Celltrion conducted Phase I clinical trials to evaluate the pharmacokinetics (PK) of Truxima™ and reference rituximab. Results of the study demonstrated that Truxima™ and reference rituximab were statistically equivalent after a single course of treatment at week 24.

The study also found that the efficacy, PD, immunogenicity, and safety were similar up to two courses of treatments up to 72 weeks.

The results of another Phase I open-label extension clinical study demonstrated that switching to Truxima™ from reference rituximab was effective with comparable safety to continuing Truxima™ for two years.

Celltrion is currently conducting three Phase III clinical trials on Truxima™ in patients with RA, advanced follicular lymphoma, and low-tumour-burden follicular lymphoma (LTBFL).

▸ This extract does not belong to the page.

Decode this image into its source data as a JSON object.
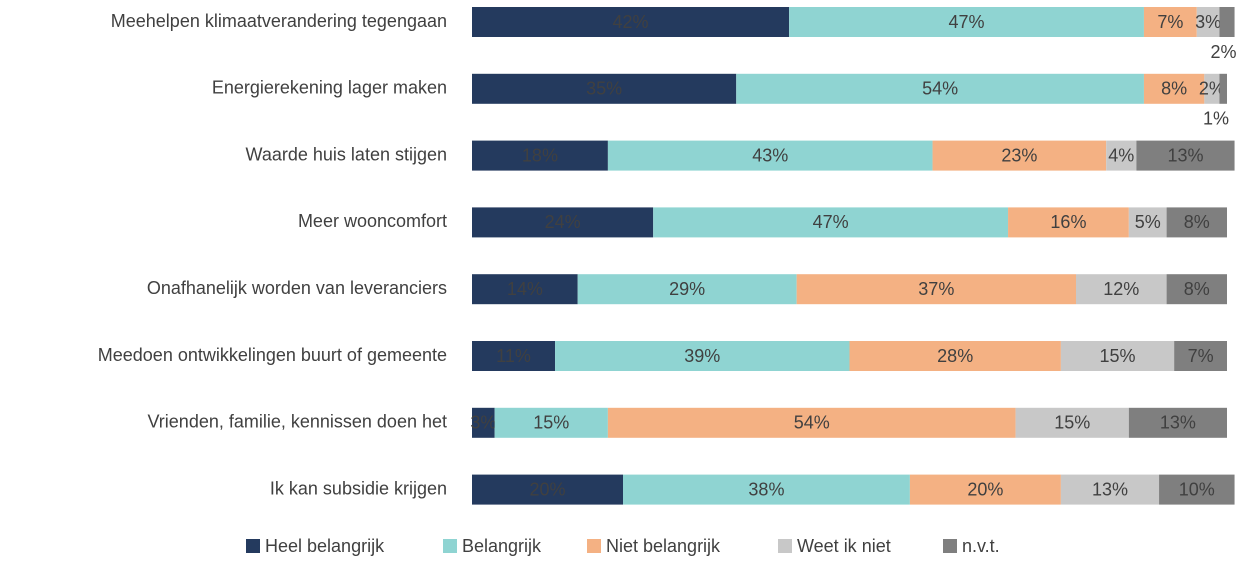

The results after 48 weeks showed that treatment with Truxima™ in RA patients resulted in highly similar efficacy, PK, PD, immunogenicity, and safety profiles compared to those treated with reference rituximab.

Marketing commentary

Mundipharma was granted the marketing and distribution rights of Truxima™ in seven European markets in February 2017. Nippon Kayaku was granted sales rights for Truxima™ in Japan in April 2017.

The drug is expected to face competition from MabThera, which is developed by Biogen Idec and co-promoted by Genentech, a subsidiary of Roche Group.